Turnover of carbon and nitrogen in coniferous forest soils of different N-status and under different 15NH4---N application rate

The aim of the study was to compare the allocation of applied 15NH4---N into soil microbial biomass and soil organic matter (SOM) in mor humus samples from a N-poor and a N-rich plot in an experimental Scots pine (Pinus sylvestris L.) forest to clarify the N immobilisation mechanisms. Intact humus cores were incubated for 147 days in the laboratory after addition of 4, 20 and 100 μg N g−1 OM of 15N-labelled (NH4)2SO4. CO2---C evolution, extractable organic C, microbial C, labelled and unlabelled NH4---N, NO3---N, extractable organic N, microbial N, and N in soil organic matter (SOM) were determined.
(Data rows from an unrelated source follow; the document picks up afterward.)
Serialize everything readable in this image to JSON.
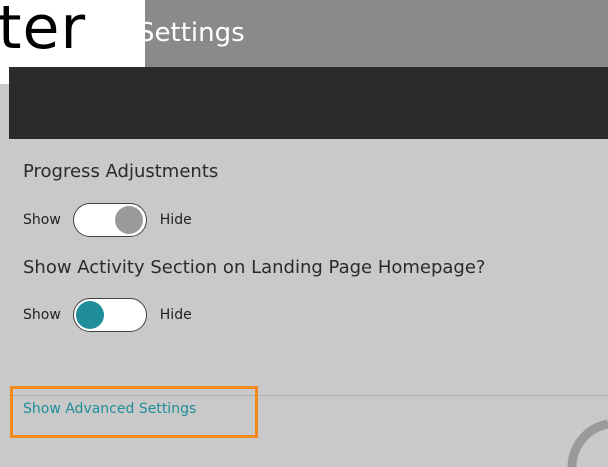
{
  "header": {
    "logo_fragment": "ter",
    "title": "Settings"
  },
  "settings": [
    {
      "label": "Progress Adjustments",
      "show_label": "Show",
      "hide_label": "Hide",
      "state": "hide"
    },
    {
      "label": "Show Activity Section on Landing Page Homepage?",
      "show_label": "Show",
      "hide_label": "Hide",
      "state": "show"
    }
  ],
  "advanced": {
    "link_label": "Show Advanced Settings",
    "highlight_color": "#f28b1c"
  },
  "colors": {
    "accent": "#1f8e9a",
    "header_bg": "#8a8a8a",
    "dark_band": "#2b2b2b",
    "panel_bg": "#c9c9c9"
  }
}
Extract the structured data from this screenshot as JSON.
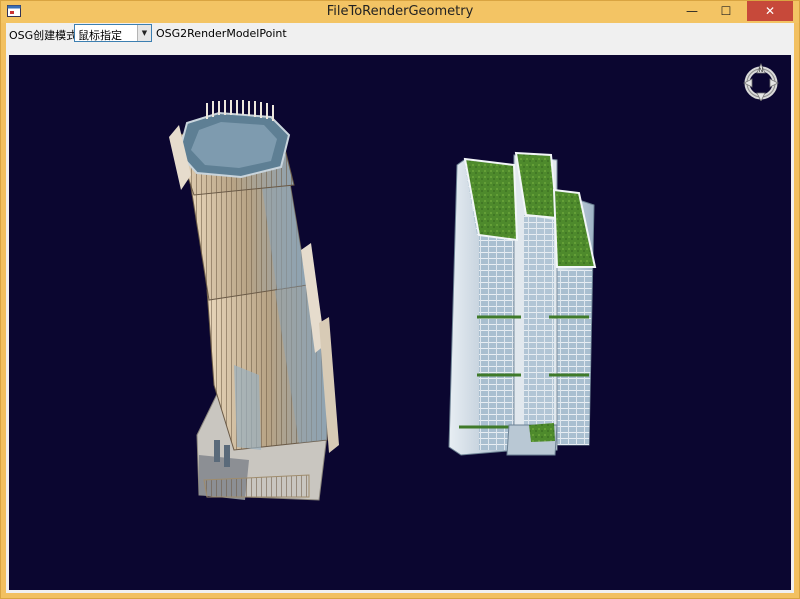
{
  "window": {
    "title": "FileToRenderGeometry",
    "buttons": {
      "minimize": "—",
      "maximize": "☐",
      "close": "✕"
    }
  },
  "toolbar": {
    "mode_label": "OSG创建模式：",
    "mode_value": "鼠标指定",
    "render_label": "OSG2RenderModelPoint"
  },
  "viewport": {
    "background": "#0b0630",
    "compass_letter": "N",
    "objects": [
      "tower-octagonal",
      "tower-green-roof"
    ]
  },
  "colors": {
    "titlebar": "#f3c464",
    "close": "#c7493a",
    "facade_glass": "#9fb8c8",
    "roof_green": "#4e8a2c"
  },
  "icons": [
    "app-icon",
    "compass-icon",
    "chevron-down-icon"
  ]
}
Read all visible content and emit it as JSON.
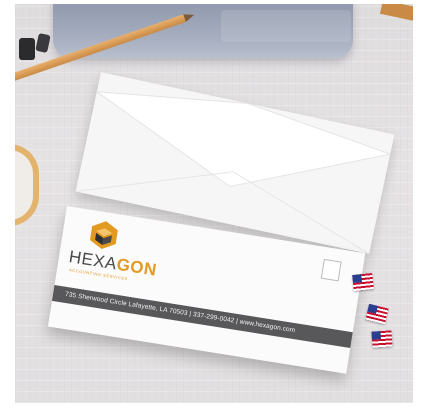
{
  "envelope": {
    "brand_part1": "HEXA",
    "brand_part2": "GON",
    "tagline": "ACCOUNTING SERVICES",
    "return_address": "735 Sherwood Circle Lafayette, LA 70503 | 337-299-0042 | www.hexagon.com"
  },
  "colors": {
    "brand_accent": "#e39a21",
    "band": "#58585a",
    "background": "#e2dfe1"
  },
  "icons": {
    "logo": "hexagon-logo-icon",
    "stamps": "us-flag-stamp"
  }
}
Initially, 15NH4---N was rapidly immobilised in all treatments. Microbial assimilation of 15N increased with increased 15N application rate in both the N-poor and N-rich substrate, indicating that NH4---N availability was limiting. No substrate effect was found. Recovery of 15N in microbial biomass ranged from 0.6 to 25% of added 15N and was characterised by an increase in 15N during the first 14 days and a gradual decrease thereafter for nearly all treatments. The recovery of 15N in microbial biomass and SOM showed reciprocal trends after day 14, suggesting a considerable exchange of N between these pools. At the end of the incubation, 36–74% of added 15N occurred in SOM, 2.4–25% was recovered as 15NH4---N, but almost no 15NO3---N was found, indicating no net nitrification. CO2---C evolution was almost constant during the incubation period and was not affected by substrate differences or 15N application rate. Microbial biomass C was highest in the N-poor substrate and was not affected by the 15N application rate. In conclusion, the study showed that lowering the C:N-ratios from 37 to 24 did not significantly alter the turnover of C and N. The retention of 15N in soil microbial biomass and SOM were similar in both substrates when an equal amount of N was added. Microbial N assimilation followed by incorporation of N in SOM were the main N immobilising mechanisms, both in the N-poor and N-rich humus layers.